Background
Built for the CaRMS Junior Data Scientist prompt: modernize the matching platform with migration-backed schemas, orchestrated checks, and documented performance patterns.
Methods
- Added alembic.ini and a baseline migration that builds bronze/silver/gold tables plus explicit indexes on gold_program_profile (province, discipline_name, school_name).
- Replaced SQLModel.create_all() startup behavior with init_db() → run_migrations() so runtime bootstraps always apply Alembic upgrades.
- Added Dagster data checks (non-empty tables, province domain guardrail, uniqueness, non-negative counts) and wired them into Definitions for orchestrated validation.
- Documented index rationale and EXPLAIN ANALYZE workflows in MkDocs; updated nav/home links and run/docs flow to include alembic upgrade head.

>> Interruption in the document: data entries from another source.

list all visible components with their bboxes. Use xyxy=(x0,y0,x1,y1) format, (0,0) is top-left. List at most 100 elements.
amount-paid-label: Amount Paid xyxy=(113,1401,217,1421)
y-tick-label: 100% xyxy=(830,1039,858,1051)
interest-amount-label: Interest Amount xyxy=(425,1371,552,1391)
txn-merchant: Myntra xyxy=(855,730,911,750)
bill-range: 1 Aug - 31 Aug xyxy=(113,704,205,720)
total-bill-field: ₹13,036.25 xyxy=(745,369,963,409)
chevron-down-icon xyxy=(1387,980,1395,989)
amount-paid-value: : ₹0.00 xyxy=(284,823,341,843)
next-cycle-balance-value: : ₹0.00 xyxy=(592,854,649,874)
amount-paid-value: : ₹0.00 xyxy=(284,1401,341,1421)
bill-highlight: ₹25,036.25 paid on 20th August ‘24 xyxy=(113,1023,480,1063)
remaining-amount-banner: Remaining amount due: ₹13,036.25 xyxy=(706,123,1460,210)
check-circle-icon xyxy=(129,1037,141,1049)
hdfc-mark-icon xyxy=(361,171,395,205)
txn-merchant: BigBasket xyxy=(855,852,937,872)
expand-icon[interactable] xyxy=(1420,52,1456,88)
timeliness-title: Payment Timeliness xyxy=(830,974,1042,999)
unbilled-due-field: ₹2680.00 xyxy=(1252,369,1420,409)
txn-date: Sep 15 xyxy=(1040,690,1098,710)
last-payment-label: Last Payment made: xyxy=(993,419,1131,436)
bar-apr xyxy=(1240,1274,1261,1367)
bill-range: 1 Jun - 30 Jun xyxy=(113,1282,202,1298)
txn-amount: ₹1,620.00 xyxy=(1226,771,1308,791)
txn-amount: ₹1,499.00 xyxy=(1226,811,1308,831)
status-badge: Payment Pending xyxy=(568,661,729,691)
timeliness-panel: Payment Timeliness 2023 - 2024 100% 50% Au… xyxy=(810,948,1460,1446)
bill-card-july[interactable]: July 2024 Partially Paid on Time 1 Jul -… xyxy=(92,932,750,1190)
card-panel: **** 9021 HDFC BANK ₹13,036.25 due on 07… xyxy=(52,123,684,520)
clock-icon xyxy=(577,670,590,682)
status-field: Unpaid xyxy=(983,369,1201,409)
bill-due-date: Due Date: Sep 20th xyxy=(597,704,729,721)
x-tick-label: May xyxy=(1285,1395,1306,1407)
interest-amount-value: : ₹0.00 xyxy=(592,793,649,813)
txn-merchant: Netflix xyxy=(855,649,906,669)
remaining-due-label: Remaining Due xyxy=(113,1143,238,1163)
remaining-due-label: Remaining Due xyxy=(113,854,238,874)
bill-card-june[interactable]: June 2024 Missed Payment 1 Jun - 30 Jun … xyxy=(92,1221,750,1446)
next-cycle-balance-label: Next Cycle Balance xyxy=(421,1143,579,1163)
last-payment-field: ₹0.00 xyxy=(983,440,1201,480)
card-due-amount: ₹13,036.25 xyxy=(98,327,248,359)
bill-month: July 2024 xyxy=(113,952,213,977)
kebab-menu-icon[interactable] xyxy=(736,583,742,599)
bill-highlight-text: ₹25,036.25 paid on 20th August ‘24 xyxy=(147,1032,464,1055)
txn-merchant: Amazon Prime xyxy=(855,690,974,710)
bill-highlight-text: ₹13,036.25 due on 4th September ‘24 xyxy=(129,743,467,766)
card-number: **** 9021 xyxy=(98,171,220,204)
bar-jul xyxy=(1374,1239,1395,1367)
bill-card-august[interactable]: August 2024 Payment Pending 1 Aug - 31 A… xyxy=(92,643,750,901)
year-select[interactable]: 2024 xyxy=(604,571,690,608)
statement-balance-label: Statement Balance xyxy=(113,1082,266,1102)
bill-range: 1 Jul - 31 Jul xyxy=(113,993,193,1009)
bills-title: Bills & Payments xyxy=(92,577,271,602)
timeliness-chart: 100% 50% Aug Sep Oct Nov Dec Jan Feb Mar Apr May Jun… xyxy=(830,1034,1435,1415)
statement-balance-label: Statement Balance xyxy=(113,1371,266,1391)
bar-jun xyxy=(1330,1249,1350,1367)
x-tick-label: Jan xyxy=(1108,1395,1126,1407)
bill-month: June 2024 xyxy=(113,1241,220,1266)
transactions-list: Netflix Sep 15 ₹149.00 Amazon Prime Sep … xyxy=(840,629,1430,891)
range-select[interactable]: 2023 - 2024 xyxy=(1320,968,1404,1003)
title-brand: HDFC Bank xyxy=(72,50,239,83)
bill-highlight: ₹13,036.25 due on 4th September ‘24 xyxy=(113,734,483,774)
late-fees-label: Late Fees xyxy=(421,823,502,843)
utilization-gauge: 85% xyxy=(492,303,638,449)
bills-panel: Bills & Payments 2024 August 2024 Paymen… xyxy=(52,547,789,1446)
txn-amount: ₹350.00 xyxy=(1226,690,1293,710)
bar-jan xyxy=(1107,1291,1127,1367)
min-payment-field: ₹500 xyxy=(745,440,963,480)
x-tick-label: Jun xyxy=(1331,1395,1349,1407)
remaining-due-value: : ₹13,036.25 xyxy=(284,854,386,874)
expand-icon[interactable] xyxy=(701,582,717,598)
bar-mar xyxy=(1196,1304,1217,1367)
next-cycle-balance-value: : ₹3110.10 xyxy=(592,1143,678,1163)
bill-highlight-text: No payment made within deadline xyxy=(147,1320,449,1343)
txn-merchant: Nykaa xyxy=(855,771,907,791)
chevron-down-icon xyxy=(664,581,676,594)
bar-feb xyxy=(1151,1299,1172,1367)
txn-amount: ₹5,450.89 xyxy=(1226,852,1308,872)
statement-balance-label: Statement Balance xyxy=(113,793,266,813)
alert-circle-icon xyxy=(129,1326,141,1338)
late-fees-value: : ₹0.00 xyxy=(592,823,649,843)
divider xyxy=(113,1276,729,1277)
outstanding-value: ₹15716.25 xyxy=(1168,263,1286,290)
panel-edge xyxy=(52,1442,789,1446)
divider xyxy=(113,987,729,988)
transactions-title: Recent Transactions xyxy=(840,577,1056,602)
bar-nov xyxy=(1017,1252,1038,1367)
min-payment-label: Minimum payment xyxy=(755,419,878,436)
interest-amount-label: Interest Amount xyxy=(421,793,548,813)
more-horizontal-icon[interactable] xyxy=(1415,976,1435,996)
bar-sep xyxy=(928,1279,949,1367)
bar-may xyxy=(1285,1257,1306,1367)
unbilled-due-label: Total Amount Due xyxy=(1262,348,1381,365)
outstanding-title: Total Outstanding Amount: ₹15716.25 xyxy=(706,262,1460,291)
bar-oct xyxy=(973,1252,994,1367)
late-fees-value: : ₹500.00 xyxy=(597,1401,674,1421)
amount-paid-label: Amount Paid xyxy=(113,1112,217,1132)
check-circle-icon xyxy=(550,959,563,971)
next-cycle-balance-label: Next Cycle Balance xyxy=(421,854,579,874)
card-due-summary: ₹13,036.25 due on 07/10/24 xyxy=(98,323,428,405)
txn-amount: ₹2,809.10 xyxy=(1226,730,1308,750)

- Consolidated static GeoJSON under the canonical carms/ tree and removed the legacy duplicate app/ implementation to keep routes aligned.
Findings
- Schema lifecycle is now migration-backed, preventing drift across environments.
- Hot gold_program_profile filters are indexed for faster query paths.
- Dagster asset checks enforce data quality before downstream consumption.
- Performance and architecture guidance is discoverable alongside the codebase.
Next
Expose match ETL triggers via FastAPI endpoints and add CI smoke tests for alembic upgrade plus Dagster check runs.